Tablet boudinage of an anhydrite layer in rock-salt matrix: Results from thermomechanical experiments

Abstract

A single competent layer of anhydrite, embedded in a matrix of incompetent rock salt, was deformed in a flattening type of bulk deformation at temperature, T = 345 °C, strain rate, ė = 10 −7 s −1, to a maximum finite strain, e Z = −30%. As the anhydrite layer was oriented perpendicular to the main shortening direction, Z, the layer underwent equal layer-parallel extension in all directions resulting in tablet-shaped boudins. Boudinage results from tensile fracture of anhydrite.

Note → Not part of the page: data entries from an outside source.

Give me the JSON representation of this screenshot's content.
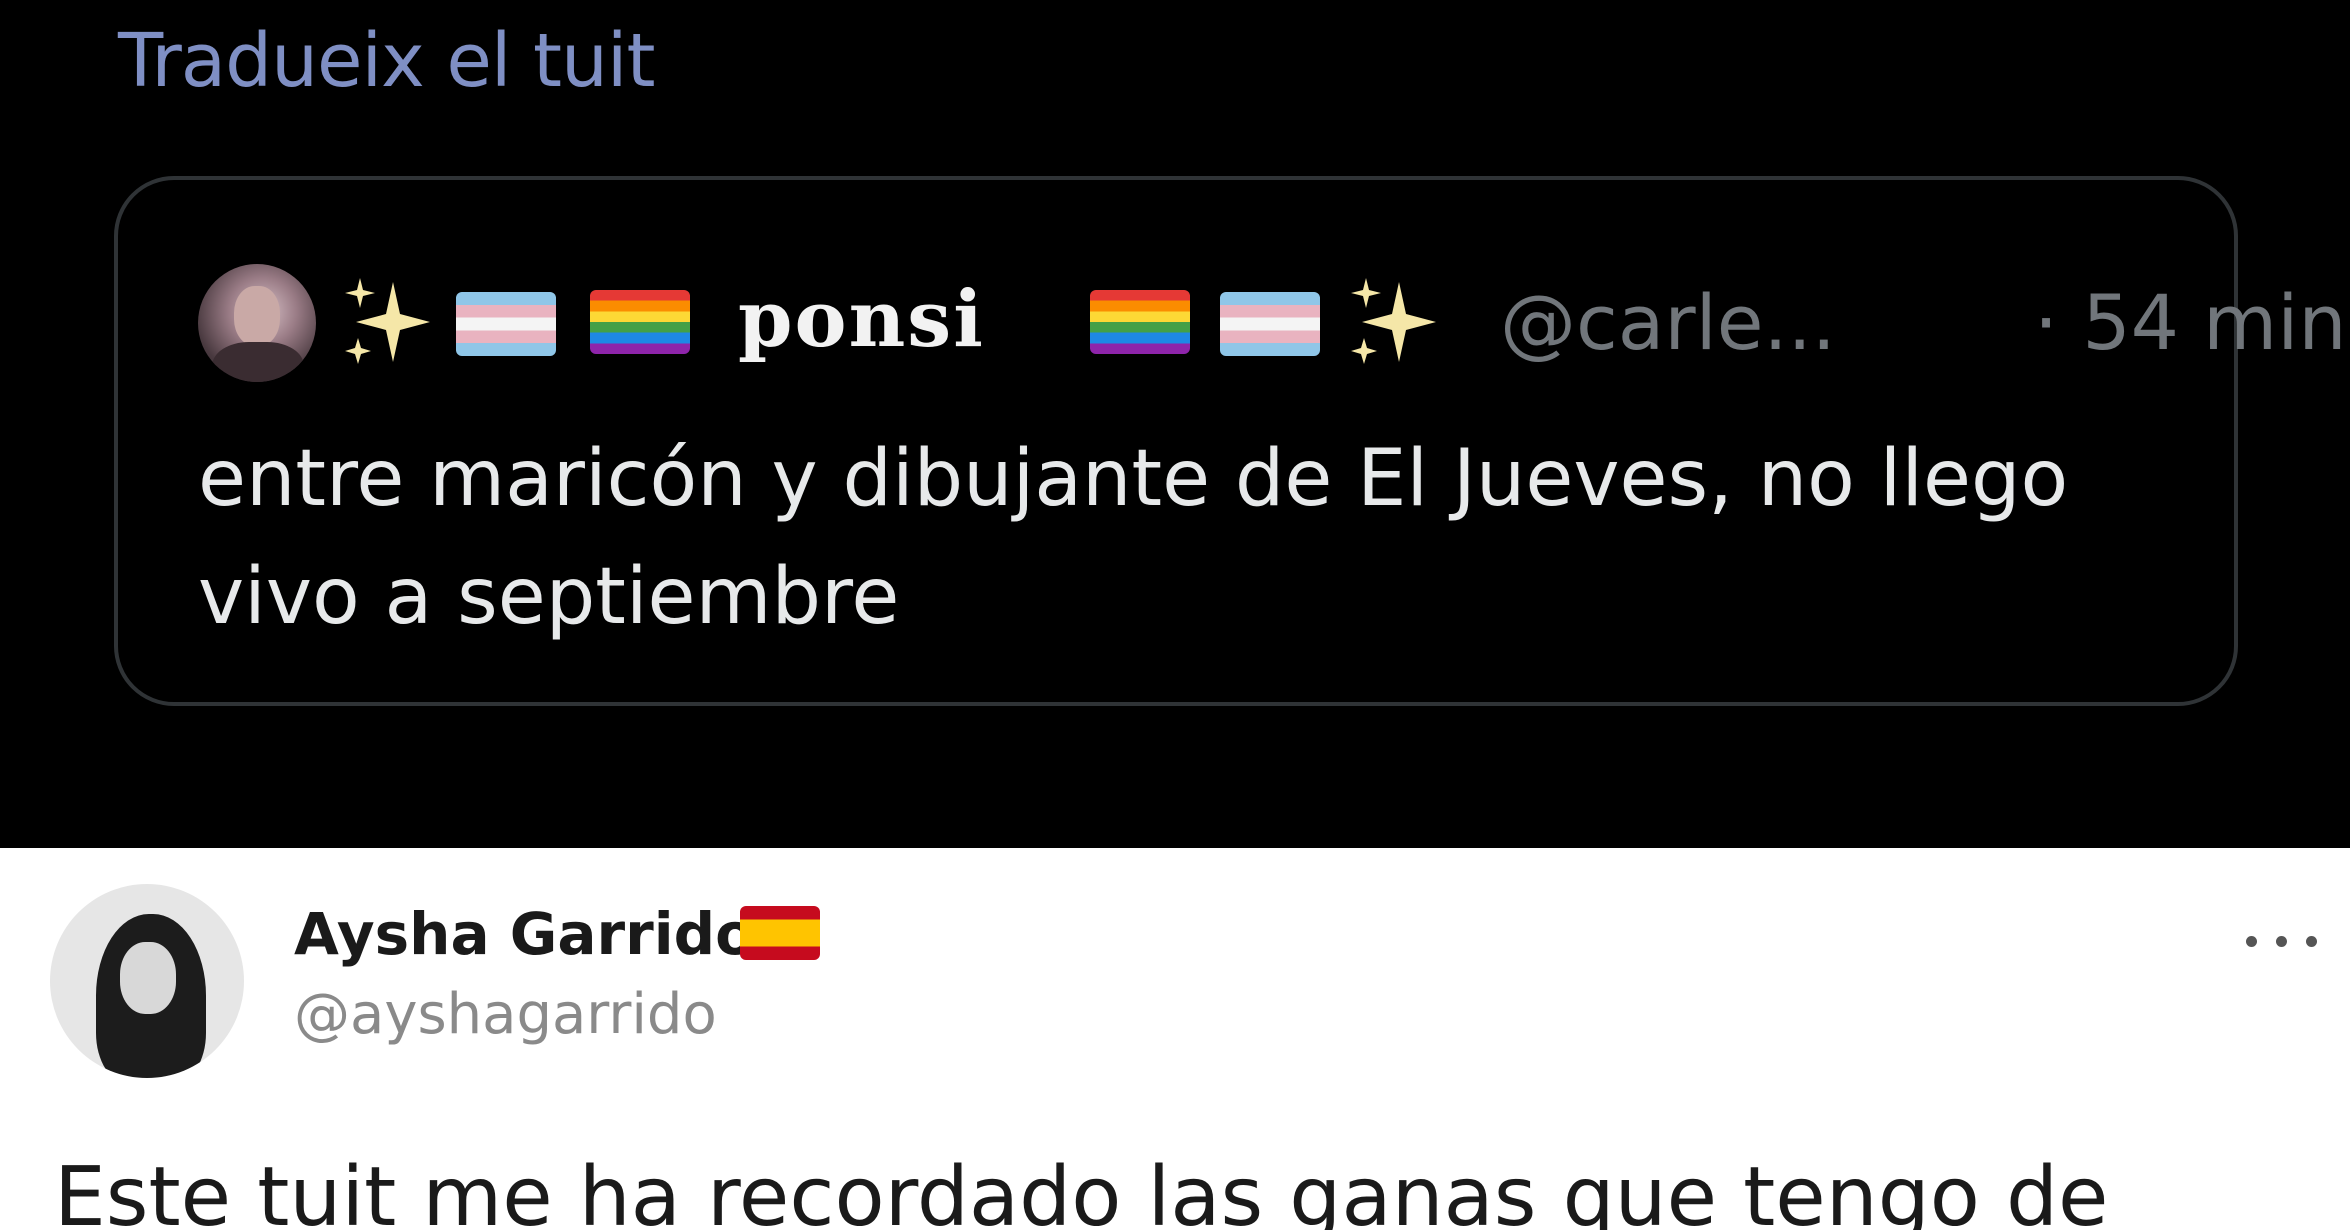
{
  "translate_link": "Tradueix el tuit",
  "quoted_tweet": {
    "display_name": "ponsi",
    "handle": "@carle...",
    "time": "· 54 min",
    "text": "entre maricón y dibujante de El Jueves, no llego vivo a septiembre",
    "name_decorations": [
      "sparkles-icon",
      "transgender-flag-icon",
      "rainbow-flag-icon",
      "rainbow-flag-icon",
      "transgender-flag-icon",
      "sparkles-icon"
    ]
  },
  "tweet": {
    "display_name": "Aysha Garrido",
    "handle": "@ayshagarrido",
    "name_flag": "spain-flag-icon",
    "more_icon": "more-options-icon",
    "text": "Este tuit me ha recordado las ganas que tengo de"
  },
  "colors": {
    "dark_background": "#000000",
    "light_background": "#ffffff",
    "link": "#7f8fc4",
    "muted": "#71767b",
    "card_border": "#2f3336"
  }
}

The rock-salt matrix, on the other hand, behaved viscously. Crystal plastic deformation of halite was accommodated by slip on {110}<110> which led to formation and rotation of subgrains and a 001-maximum parallel to the principal shortening axis, Z. An axisymmetric texture of halite, however, is present only in high-strain domains at the contact to the anhydrite layer where the differential stress, obtained from subgrain size of halite, reaches maximum values of ca. 6 MPa. Subgrains remote from the anhydrite layer yielded 2–3 MPa, which is consistent with the flow stress recorded by the load cell of the machine. The non-isometric shape of the tablet boudins in plan-view is indicated by the ratio between long and short axis ( R = 1.2–1.9), and can be explained by the interaction of concentric and radial tensile fractures. Both the mean diameter of the tablet boudins in plan-view, W a , and the number of boudins, N, show a linear relation to the layer thickness. Progressive finite strain results in a higher number and a smaller mean diameter of the boudins. The thickness of the boudins, H f , is almost the same like the initial layer thickness, H i , while the aspect ratio ( W d = W a / H f ) decreases with finite strain. The mean W d values obtained from all runs are ranging from ca. 0.8 to ca. 1.5. This range is much lower than the aspect ratio of boudins in viscous or brittle/viscous layers, but is similar to the aspect ratio expected from fracture-saturation models. The aspect ratio of the tablet-shaped anhydrite boudins is further consistent with aspect ratios published so far for tensile-fracture boudins which developed in a plane or constrictional type of bulk deformation.